5614
Variations within a 255,348 Base-Pair Region of Chromosome 1 That Show Association with Serum Prolactin Levels or MS Status.

Wednesday, May 30, 2018: 1:35 PM
104 A-C (Nashville Music City Center)
Samantha Jack, MS , University of Nebraska Medical Center, Omaha, NE
Bruce Chase, PhD , University of Nebraska-Omaha, Omaha, NE
Eduardo Casas, PhD , National Animal Disease Center, Ames, IA
Julia Ridpath, PhD , National Animal Disease Center, Ames, IA
Mary Filipi, APRN, PhD , University of Nebraska Medical Center, Omaha, NE



Background: Multiple sclerosis is a chronic, inflammatory and autoimmune disease of the central nervous system. MS has no cure and its cause remains unknown. The current belief is that a combination of genetic, environmental and infectious risk-factors contribute to the pathogenesis of MS. Vitamin D has been suggested as the most attractive environmental factor. The CYP2J2 gene was identified as having a role in serum vitamin D levels in cattle. The CYP2J2-containing region on bovine chromosome 3 is syntenic with that on human chromosome 1.

Objectives: To determine if associations exist between variations in a genomic region within human chromosome 1 and multiple sclerosis status or levels of serum markers associated with vitamin D and calcium metabolism such as prolactin, vitamin D, vitamin-D binding protein, alkaline phosphatase, and calcium.

Methods: MS patients and unaffected age and sex-matched control subjects who gave informed consent participated in a single blood draw. DNA, from blood samples, was genotyped for 94 SNPs in a 255,348 base-pair region of chromosome 1 that included CYP2J2 and c1orf87. Serum samples were analyzed to quantify concentrations of vitamin D, vitamin D binding protein, calcium, alkaline phosphatase and prolactin. Nearly all MS subjects in the study took supplemental vitamin D.

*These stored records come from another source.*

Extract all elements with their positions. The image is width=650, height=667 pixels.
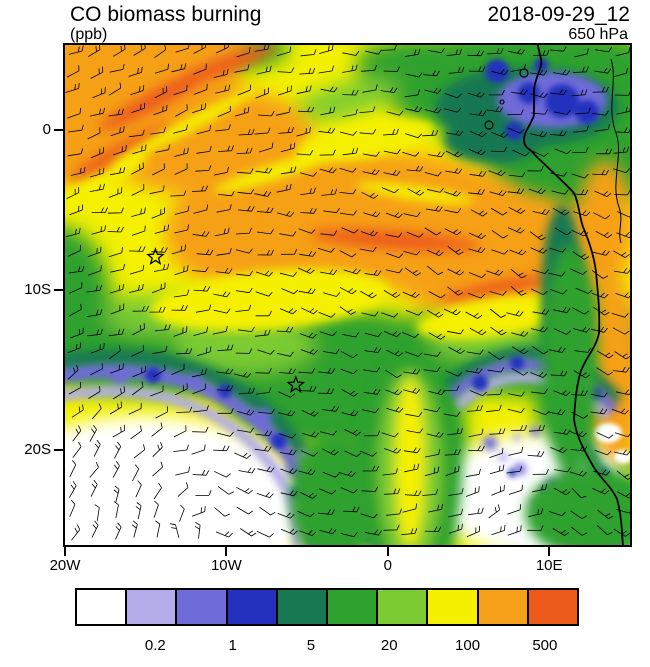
- colorbar-tick-label: 20: [380, 637, 398, 654]
- wind-barbs: [65, 45, 630, 541]
- x-tick-label: 10W: [210, 557, 242, 574]
- y-tick-label: 0: [42, 120, 51, 138]
- plot-pressure-level: 650 hPa: [568, 26, 628, 43]
- island-star-markers: [146, 247, 306, 393]
- x-tick-label: 0: [383, 557, 392, 574]
- colorbar-cell: [275, 590, 327, 624]
- y-tick-mark: [54, 448, 63, 451]
- colorbar-cell: [225, 590, 276, 624]
- y-tick-label: 20S: [24, 440, 51, 458]
- colorbar-cell: [376, 590, 427, 624]
- x-tick-label: 10E: [535, 557, 563, 574]
- map-frame: [63, 43, 632, 547]
- colorbar-cell: [426, 590, 477, 624]
- x-tick-mark: [64, 547, 66, 556]
- field-deep-orange-streaks: [66, 45, 549, 304]
- colorbar-tick-label: 1: [228, 637, 237, 654]
- x-tick-mark: [386, 547, 389, 556]
- y-tick-label: 10S: [24, 280, 51, 298]
- plot-units-label: (ppb): [70, 26, 108, 43]
- colorbar-cell: [526, 590, 578, 624]
- star-marker-2: [286, 375, 306, 393]
- wind-barb-strokes: [65, 45, 630, 541]
- inland-boundary-line: [610, 58, 622, 244]
- colorbar-cell: [77, 590, 126, 624]
- colorbar-cell: [326, 590, 377, 624]
- principe-island-outline: [499, 99, 505, 105]
- sao-tome-island-outline: [484, 120, 494, 130]
- colorbar-tick-label: 500: [532, 637, 558, 654]
- x-tick-label: 20W: [49, 557, 81, 574]
- field-white-low-co-lobes: [65, 415, 630, 545]
- africa-coastline: [523, 45, 624, 545]
- colorbar-cell: [125, 590, 176, 624]
- co-field-map: [65, 45, 630, 545]
- y-tick-mark: [54, 288, 63, 291]
- plot-title: CO biomass burning: [70, 3, 262, 26]
- colorbar-cell: [476, 590, 527, 624]
- colorbar-cell: [175, 590, 226, 624]
- y-tick-mark: [54, 128, 63, 131]
- star-marker-1: [146, 247, 165, 265]
- field-white-coastal-spots: [594, 423, 630, 464]
- colorbar-tick-label: 100: [455, 637, 481, 654]
- colorbar-tick-label: 0.2: [144, 637, 166, 654]
- plot-datetime: 2018-09-29_12: [487, 3, 630, 26]
- x-tick-mark: [548, 547, 551, 556]
- colorbar-frame: [75, 588, 579, 626]
- x-tick-mark: [225, 547, 228, 556]
- colorbar-tick-label: 5: [306, 637, 316, 654]
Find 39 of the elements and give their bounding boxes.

Results: We report characteristics of MS patients (n=220) and controls (n=238) as well as the results of serum concentrations and genetic testing. SNPs in the CYP2J2 region are associated with an increased risk of MS (rs111695923, P=0.008294; rs1315673, P=0.02548; both not significant following Bonferroni correction) and higher levels of prolactin (rs675493, P=0.0000902; rs602488, P=0.0002931; both significant following Bonferroni correction) There were also several other SNPs in the same region associated with prolactin levels that were not significant following Bonferroni correction but were all p < 0.009. No SNPs in this region showed associations that were significant following Bonferroni correction with levels of vitamin D, vitamin D binding protein, calcium or alkaline phosphatase. However, vitamin D levels may have been skewed due to supplementation of MS patients with vitamin D.

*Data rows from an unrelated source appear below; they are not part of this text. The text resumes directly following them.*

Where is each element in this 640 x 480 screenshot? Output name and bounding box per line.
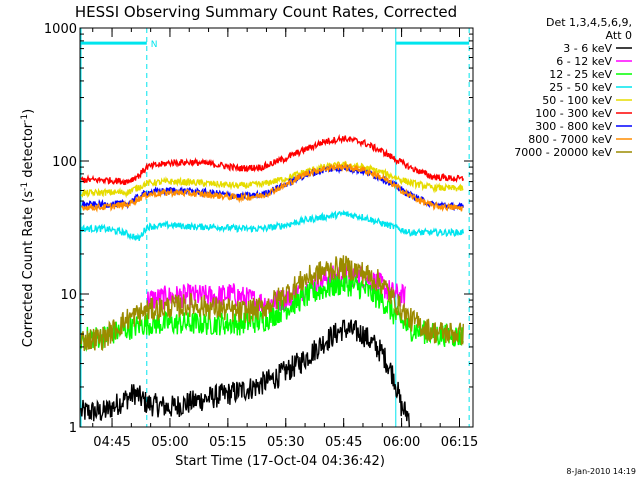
y-tick-label: 10 [60,288,77,303]
y-axis: 1 10 100 1000 [44,22,473,436]
legend-label-5: 100 - 300 keV [535,107,612,120]
plot-area: N 1 10 100 1000 04:45 05:00 05:15 05:30 05:45 06… [44,22,478,450]
x-tick-label: 04:45 [93,435,130,450]
x-tick-label: 05:30 [267,435,304,450]
legend-label-8: 7000 - 20000 keV [514,146,612,159]
y-tick-label: 1 [69,421,77,436]
series-line-8 [80,255,464,352]
legend-label-3: 25 - 50 keV [549,81,612,94]
x-axis-label: Start Time (17-Oct-04 04:36:42) [175,454,385,469]
y-tick-label: 1000 [44,22,77,37]
x-tick-label: 06:00 [383,435,420,450]
legend-header-line-1: Det 1,3,4,5,6,9, [546,16,632,29]
series-lines [80,133,464,428]
x-axis: 04:45 05:00 05:15 05:30 05:45 06:00 06:15 [92,28,478,450]
y-label-exp: -1 [20,182,30,191]
footer-date: 8-Jan-2010 14:19 [566,467,636,476]
y-label-prefix: Corrected Count Rate (s [21,191,36,348]
x-tick-label: 06:15 [441,435,478,450]
x-tick-label: 05:15 [209,435,246,450]
y-label-exp2: -1 [20,114,30,123]
series-line-7 [81,161,464,213]
legend-label-4: 50 - 100 keV [542,94,612,107]
series-line-3 [80,209,464,242]
x-tick-label: 05:45 [325,435,362,450]
night-marker-label: N [151,40,158,50]
y-label-suffix: ) [21,109,36,114]
legend-header-line-2: Att 0 [606,29,632,42]
series-line-4 [80,160,464,199]
plot-frame [79,27,474,428]
chart-title: HESSI Observing Summary Count Rates, Cor… [75,3,457,21]
legend-label-0: 3 - 6 keV [563,42,612,55]
legend-label-1: 6 - 12 keV [556,55,612,68]
y-label-mid: detector [21,122,36,182]
y-tick-label: 100 [52,155,77,170]
series-line-5 [80,133,464,186]
legend-label-2: 12 - 25 keV [549,68,612,81]
legend-label-6: 300 - 800 keV [535,120,612,133]
series-line-0 [80,319,410,428]
y-axis-label: Corrected Count Rate (s-1 detector-1) [20,109,36,347]
legend-label-7: 800 - 7000 keV [528,133,612,146]
x-tick-label: 05:00 [151,435,188,450]
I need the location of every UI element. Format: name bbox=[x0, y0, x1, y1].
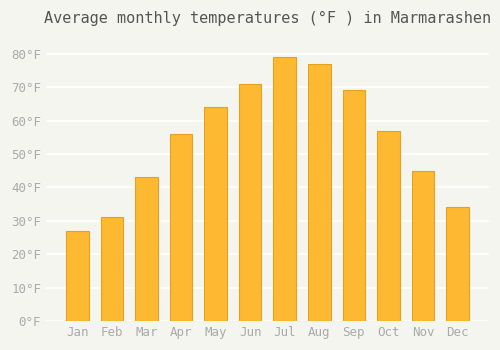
Bar bbox=[100, 217, 123, 321]
Bar bbox=[66, 231, 88, 321]
Bar bbox=[412, 171, 434, 321]
Bar bbox=[377, 131, 400, 321]
Bar bbox=[274, 57, 296, 321]
Title: Average monthly temperatures (°F ) in Marmarashen: Average monthly temperatures (°F ) in Ma… bbox=[44, 11, 491, 26]
Bar bbox=[204, 107, 227, 321]
Bar bbox=[135, 177, 158, 321]
Bar bbox=[170, 134, 192, 321]
Bar bbox=[342, 91, 365, 321]
Bar bbox=[239, 84, 262, 321]
Bar bbox=[446, 208, 469, 321]
Bar bbox=[308, 64, 330, 321]
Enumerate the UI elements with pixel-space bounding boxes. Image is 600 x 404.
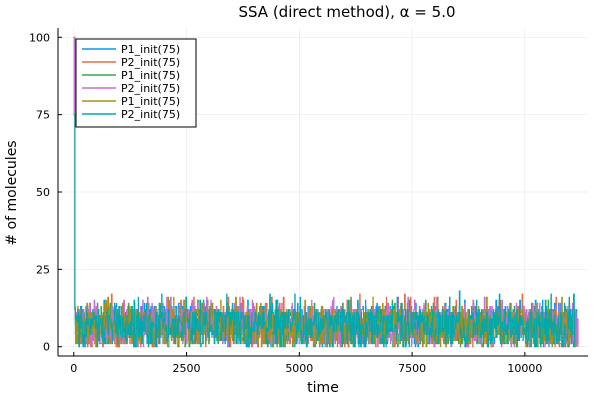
- legend-label: P1_init(75): [121, 69, 180, 82]
- x-tick-label: 2500: [173, 362, 201, 375]
- legend-label: P2_init(75): [121, 56, 180, 69]
- x-tick-label: 5000: [285, 362, 313, 375]
- y-tick-label: 75: [36, 109, 50, 122]
- legend: P1_init(75)P2_init(75)P1_init(75)P2_init…: [75, 38, 197, 128]
- y-tick-label: 0: [43, 341, 50, 354]
- x-axis-label: time: [307, 380, 339, 396]
- legend-label: P1_init(75): [121, 43, 180, 56]
- series-line-6: [73, 114, 575, 348]
- y-axis-label: # of molecules: [4, 140, 20, 245]
- legend-label: P2_init(75): [121, 82, 180, 95]
- legend-label: P1_init(75): [121, 95, 180, 108]
- x-tick-label: 7500: [398, 362, 426, 375]
- series-layer: [73, 36, 579, 348]
- chart-title: SSA (direct method), α = 5.0: [238, 3, 455, 21]
- x-tick-label: 0: [70, 362, 77, 375]
- x-tick-label: 10000: [507, 362, 542, 375]
- y-tick-label: 100: [29, 31, 50, 44]
- legend-label: P2_init(75): [121, 108, 180, 121]
- axes-layer: 0 2500 5000 7500 10000 0 25 50 75 100: [29, 28, 588, 375]
- y-tick-label: 25: [36, 263, 50, 276]
- legend-box: [75, 38, 197, 128]
- y-tick-label: 50: [36, 186, 50, 199]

Conclusions: This study presents evidence that suggests an association between different SNPs in the CYP2J2 region and prolactin levels or MS.  Specifically, SNPs downstream of CYP2J2 in the C1orf87 gene are associated with prolactin levels and SNPs in the intergenic region between CYP2J2 and C1orf87 may be associated with MS.  To our knowledge, this is the first report to show association between genetic variants within this region and either MS status or the level of serum prolactin.